For another example of how attention is used to understand context, let’s consider the following sentence:

 

“The cat stayed inside the house because it didn’t like the cold”

 

The Transformer will use attention mechanisms to determine that the “it” in the sentence refers to the cat, and not the house.

So while traditional, unidirectional recurrent neural networks understand the context of a word based on the word that precedes it, bidirectional Transformers use self-attention mechanisms to figure out the context of a word using all other words in the text, regardless of their positioning, in order to understand the role of the word within a sentence or a larger piece of text.

How is BERT trained?

Training BERT is done through two key processes:

Masked Language Modelling (MLM)

During training, when a piece of text is input into the BERT model, 15% of it will be randomly ‘masked’. BERT will then have to determine what the missing words are based on the context, or the remaining words in the passage. In predicting the masked words, BERT is able to ascertain their representations. This gives BERT the flexibility to learn multiple senses of a word, when doing so would be useful for the MLM task.

Next Sentence Prediction (NSP)

Next Sentence Prediction is another key objective used when training a BERT model. Through this technique, the BERT model is given pairs of sentences from a passage and it must determine whether or not the second sentence in each pair is in fact the subsequent sentence to the first in the original body of text.

 

  • “Daniel Galvin isn’t just a world-renowned, world-class colourist with a celebrity client list.” 
  • “Your GCSE grades are not as important as your passion for hair.”
  • “Daniel Galvin is also a brand, with two generations of the Galvin family running this famous family business.”

 

In the example above, BERT would be trained to recognise that Sentence (C) is likely the next sentence sequentially to Sentence (A), and that Sentence (B) is the random sentence. This technique is very useful when training BERT for tasks like question answering.

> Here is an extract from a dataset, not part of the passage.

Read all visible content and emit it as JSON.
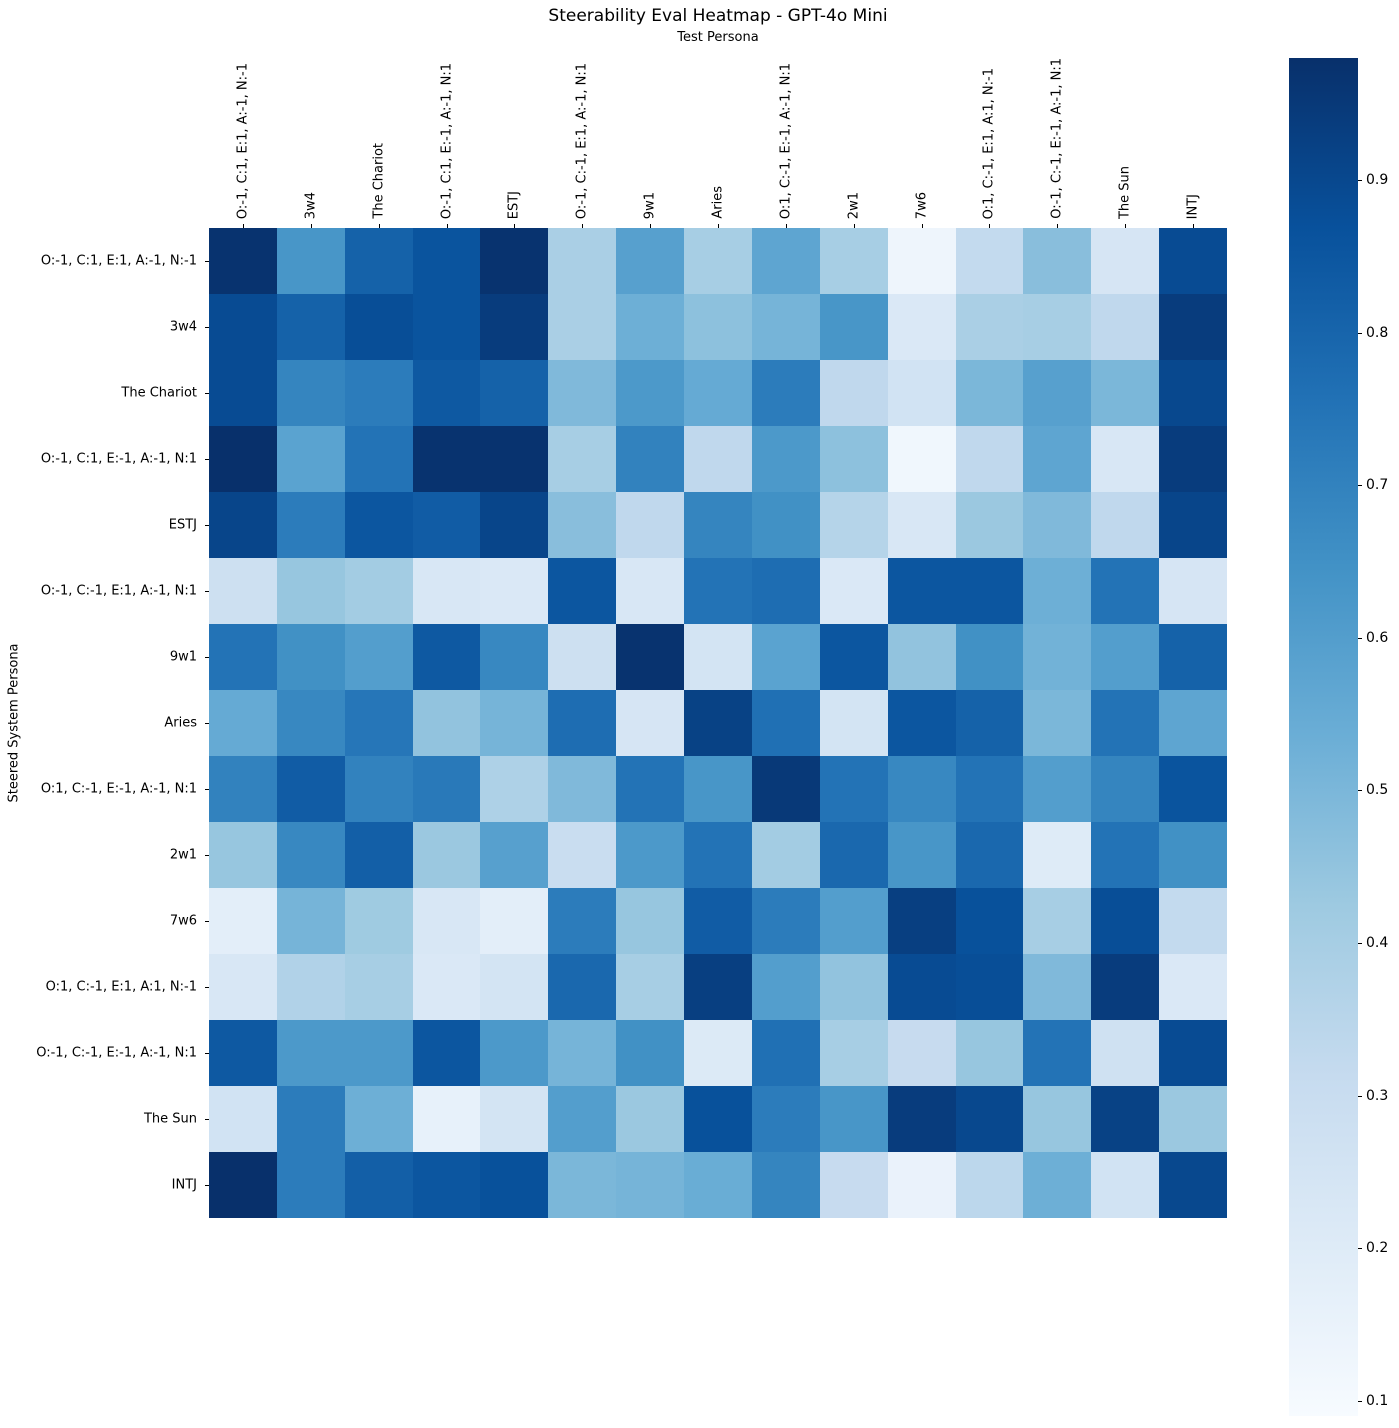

Next Sentence Prediction, when combined with Masked Language Modelling, trains BERT to understand not only the context and relationship between words, but also between sentences.

BERT and Adapt Worldwide

As leaders in SEO, engaging with BERT as it continues to develop allows Adapt Worldwide the opportunity to anticipate and subsequently capitalise upon these innovations within the ever-evolving search environment. By fully understanding BERT and its implications, we can play a significant role in defining the future of search.

Moreover, because BERT has been open-sourced, it’s an exciting opportunity for Adapt Worldwide to further solidify its position as a frontrunner in translation technology, by building upon this new advancement in machine learning and continuing to drive forward the future of translation and localisation in the digital landscape.